Monday, September 28, 2009

The Day

"Behold a pale horse: and his name that sat on him was Death, and Hell followed with him."

Revelation


Something possessed me the past few days to reread Pat Frank's nuclear holocaust novel Alas, Babylon, which was an assigned text in 11th grade English, for me circa 1985. At the time I recall finding it both thrilling and horrifying, while this time I found it somewhat quaint; whether this says more about me or about the change in global politics or narrative trends I'm not sure.

Alas, Babylon is fifty years old this year, as is its SF cousin extraordinaire, Walter Miller, Jr.'s quasi-Catholic A Canticle for Leibowitz. There is something about such apocalyptic stories that inspire Biblical references and religious expostulations. Indeed, around the time that I read Alas, Babylon a quarter century ago at an impressionable age I also found myself in a death struggle of sorts with the Southern Baptist teachings that I had equivocally experienced until that time. The notion that the world can change in an instant--unpredictably, whether for good or for ill--is appalling and intolerable. Some forces are of too great a magnitude to be comprehended on a human scale.

Frank's novel probably appealed for one reason because it was set in central Florida, in the drolly fictional town of Fort Repose; somehow one does not associate radiation poisioning with palm trees. Much about the book evokes mid-century American culture: a certain smug can-do attitude even amid the horror, a preoccupation with race relations, and the way in which women anchor domestic life. The very context of a small town--beyond the expediency of a setting in which all of the potential characters haven't already been vaporized--seemed tailor-made to demonstrate the virtues of communal spirit. Barbarism occurs, but in measured forms, and off-stage.

The 1980's, as I recall the period at least, presented an ambiguous threat. The notorious height of the nuclear nightmare was a generation gone, and yet the danger was as present as ever. The age of Reagan was vaguely brisk and invigorating, but for the same reason unsettling; the Soviets seemed to be descending into torpor, but that very fact could foster unthinkable risk. Might the Soviet Union lapse into such decrepit and desperate backwardness that it would have virtually nothing to lose by unloosing its venom in a cataclysmic act of resentment against the West? The made-for-TV movie The Day After appeared in 1983.

Many apocalyptic storylines presented holocaust as arising from a long, if improbable, string of geopolitical tensions, reactions, and counter-reactions. For some reason I always envisioned The Day (as it is forever known in Alas, Babylon) as arising, if it ever did, abruptly and absurdly, not from an overcompensation for comprehensible provocations, but from a mechanical error, or from some psychotic fool pushing the wrong button at the wrong time, a la Dr. Strangelove. No doubt this dread arose from ignorance of what I'm sure are countless safeguards against the ultimate malfunction, but I saw the situations as two men prancing indefinitely on a high-wire; the greatest hazard came not from one deliberately pushing the other off, but from the recklessness of the basic setup.
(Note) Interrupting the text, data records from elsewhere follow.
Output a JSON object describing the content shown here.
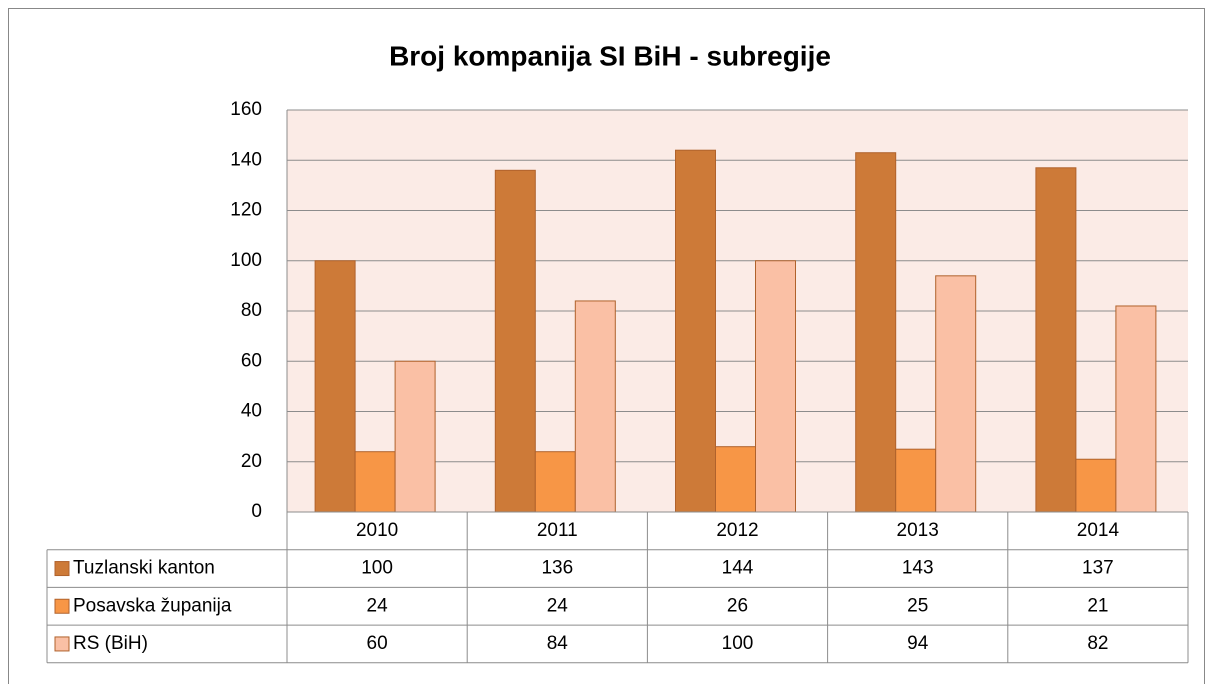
{
  "chart_data": {
    "type": "bar",
    "title": "Broj kompanija SI BiH - subregije",
    "categories": [
      "2010",
      "2011",
      "2012",
      "2013",
      "2014"
    ],
    "series": [
      {
        "name": "Tuzlanski kanton",
        "color": "#cd7a38",
        "values": [
          100,
          136,
          144,
          143,
          137
        ]
      },
      {
        "name": "Posavska županija",
        "color": "#f79646",
        "values": [
          24,
          24,
          26,
          25,
          21
        ]
      },
      {
        "name": "RS (BiH)",
        "color": "#fac0a5",
        "values": [
          60,
          84,
          100,
          94,
          82
        ]
      }
    ],
    "ylim": [
      0,
      160
    ],
    "yticks": [
      0,
      20,
      40,
      60,
      80,
      100,
      120,
      140,
      160
    ],
    "grid": true,
    "data_table": true
  }
}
Now we worry about Iran, about dirty bombs, about terrorists obliterating a city or two. This would be horrifically disastrous. And yet the menace of U.S.-Soviet mutually assured destruction is still, theoretically of course, present. I recall dreaming and daydreaming as a teenager about the second sun on the horizon, the mushroom cloud; my soon-to-be teenaged daughter will be spared these reflections, hopefully, whereas for my younger son these things are curiosities on Youtube, and the greatest thing to fear is the collapse of skyscrapers. Yet all those missiles are still out there, waiting to go, as ready now as they or there predecessors ever were.

Compared to Cormac McCarthy's The Road of a couple of years ago, Alas, Babylon is like a holiday fireworks display. The Road features a man and his son who, beyond numb with deprivation, make their way through an American landscape that has been burnt and scoured as clean as the moon, in which the only sources of nourishment are scavenged canned goods and cannibalism. It is ironic that the actual horrors of our time are borne ambiguously in Afghanistan, forgotten by perhaps the majority of Americans, whereas the fictional horrors of the time, now mainstream narrative tastes, would have turned stomachs in 1959. Are we wiser, or merely more cynical?